Je monte, passablement essoufflé, et je m’engage dans le couloir et elle est là, assise au premier rang, habillée très différemment des jours précédents : elle ne porte pas ses complets noirs à la Prada de femme chic, mais une veste en jean et une longue jupe en coton, ocre avec des motifs blancs fanés, et surtout ses deux pieds délicats dans des sandales à la bande multicolore rouge et bleu clair ne dissimulant en aucune manière les anneaux d’argent qu’elle porte aux doigts des deux pieds. Et voilà la femme invisible, soudain d’une visibilité resplendissante et, très inopinément, hippie de droite à gauche et de haut en bas.

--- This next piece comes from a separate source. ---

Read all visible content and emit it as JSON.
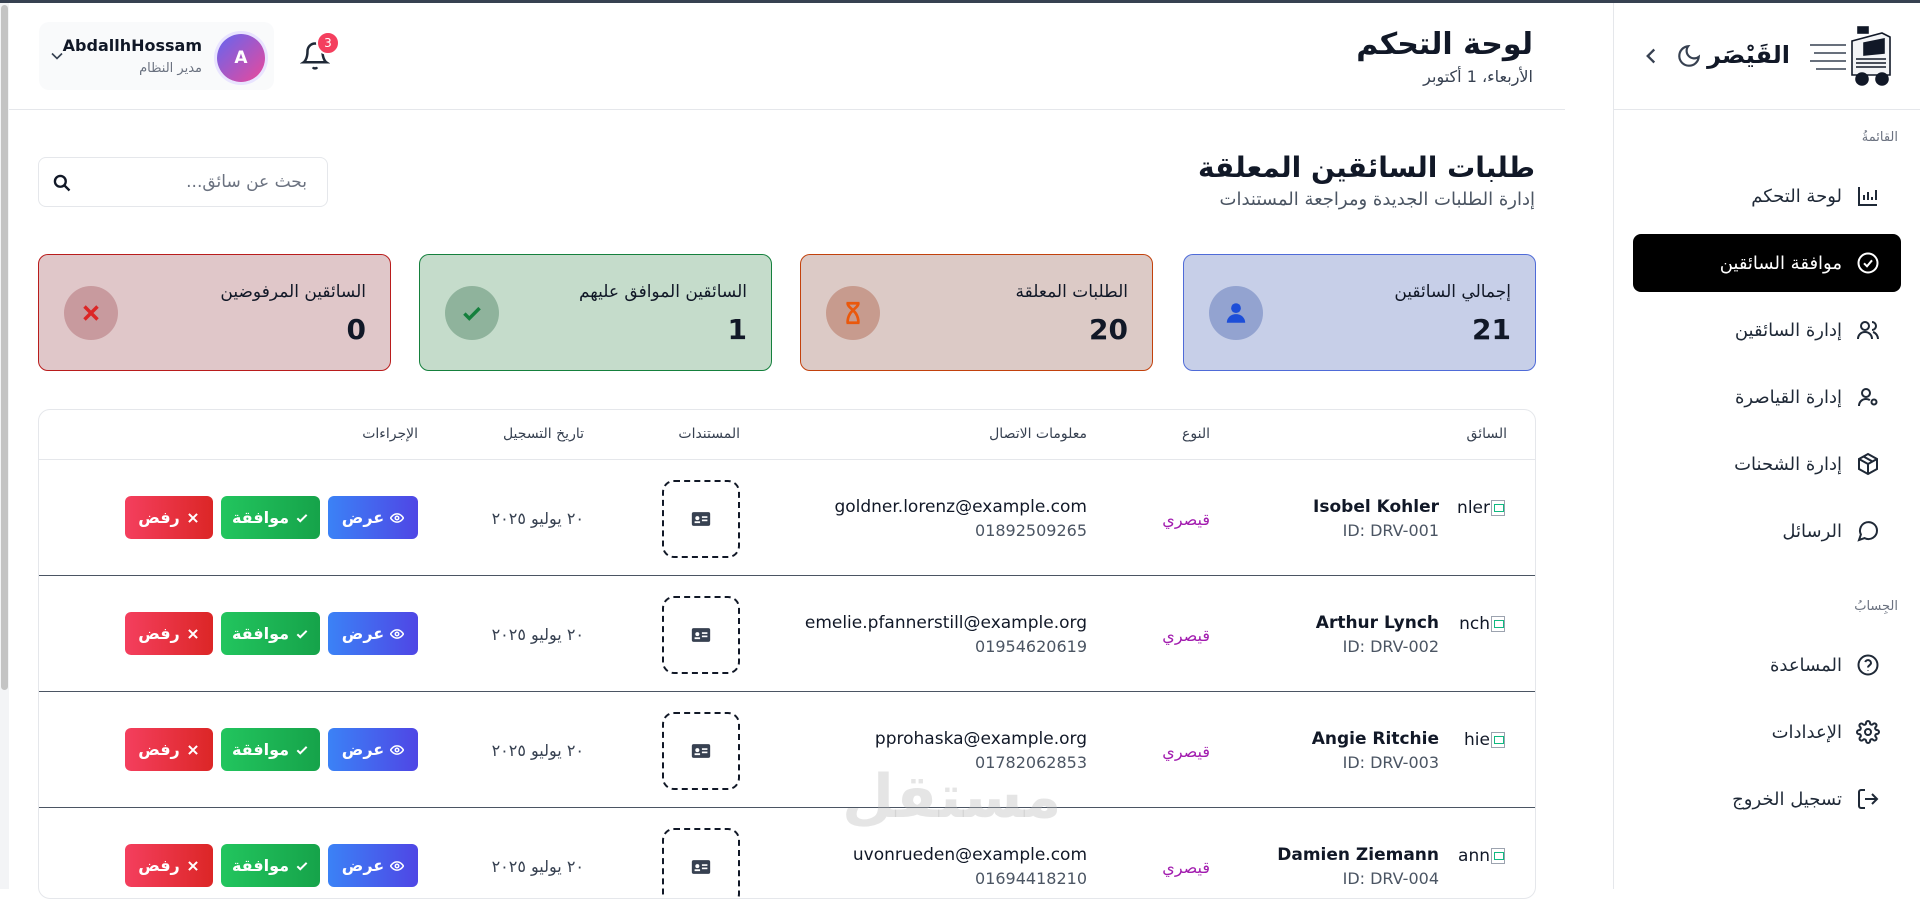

La physique explique de manière satisfaisante la façon dont le monde naturel fonctionne, à l’exception d’un fait incontestable dont la science ne rend pas compte, jetant la suspicion sur l’ensemble de ce qu’elle affirme par ailleurs : quand quelqu’un me regarde de manière insistante, je veux dire quand le regard n’est pas simplement « posé », mais quand il est « projeté » sur moi, eh bien, je le sens. Et ce n’est pas une question d’interprétation de la taille des pupilles, ou que sais-je encore, parce que cela marche aussi bien si le jeteur de regard porte des verres fumés ou même s’il ou elle est en réalité derrière moi. Un tel regard se sent, et je me retourne et je vois alors les yeux de celle ou de celui qui me fixe.
Donc je monte et elle est là, qui me regarde, et je chancelle. Je veux dire que la puissance de cette force dont la physique ignore pourtant l’existence, manque de me faire défaillir. Toute la journée je pense à elle. Toutes les trente secondes la bille de mon attention roule comme celle de la roulette vers la case qui dit « la jeune femme jusqu’ici invisible ». Et aujourd’hui, c’est elle qui arrive en retard en courant et qui s’assied à quelques sièges de moi, revenue au noir de son habitude, et qui refuse de me regarder au moment où je passe devant elle pour débarquer, et la journée se déroule toute entière sans que je pense jamais à elle.
Alors comment tout cela fonctionne-t-il ? Est-ce le contraste entre sa tenue sexuée d’hier et ses messages codés sur sa disponibilité, et celle, asexuée, des autres matins ? Est-ce le sentiment que c’est pour moi qu’elle s’est habillée ce matin-là de cette manière particulière ? Ou bien, est-ce comme dans l’histoire de la femme blond platiné, quelque chose qui a à voir avec la compassion que j’ai pour celui qui rate, ou qui manque de rater, le bus, parce que je connais l’émotion et l’essoufflement, et le cœur battant qui accompagnent le ratage ou le quasi-ratage, quelle que soit la médiocrité de l’enjeu ? Ou bien la nature humaine, toujours friande d’explications simples, confond-elle toutes les circonstances où le cœur bat la chamade ?
Je me souviens d’une traversée sur la malle entre Zeebrugge et Douvres, j’avais vingt ans et il y avait à côté de moi au bar une jeune fille, qui m’ignorait et que j’ignorais et qui à un moment donné s’est tournée vers moi, son visage étant donc très proche du mien, elle m’a fixé et s’est mise à bailler à s’en décrocher la mâchoire sans que son regard cesse d’être fixé sur mes propres yeux, et je me souviens d’avoir entrevu la luette au fond de sa gorge et d’en avoir été profondément ému. Et je me suis dit : « Jamais femme ne s’est offerte à toi avec autant d’abandon ».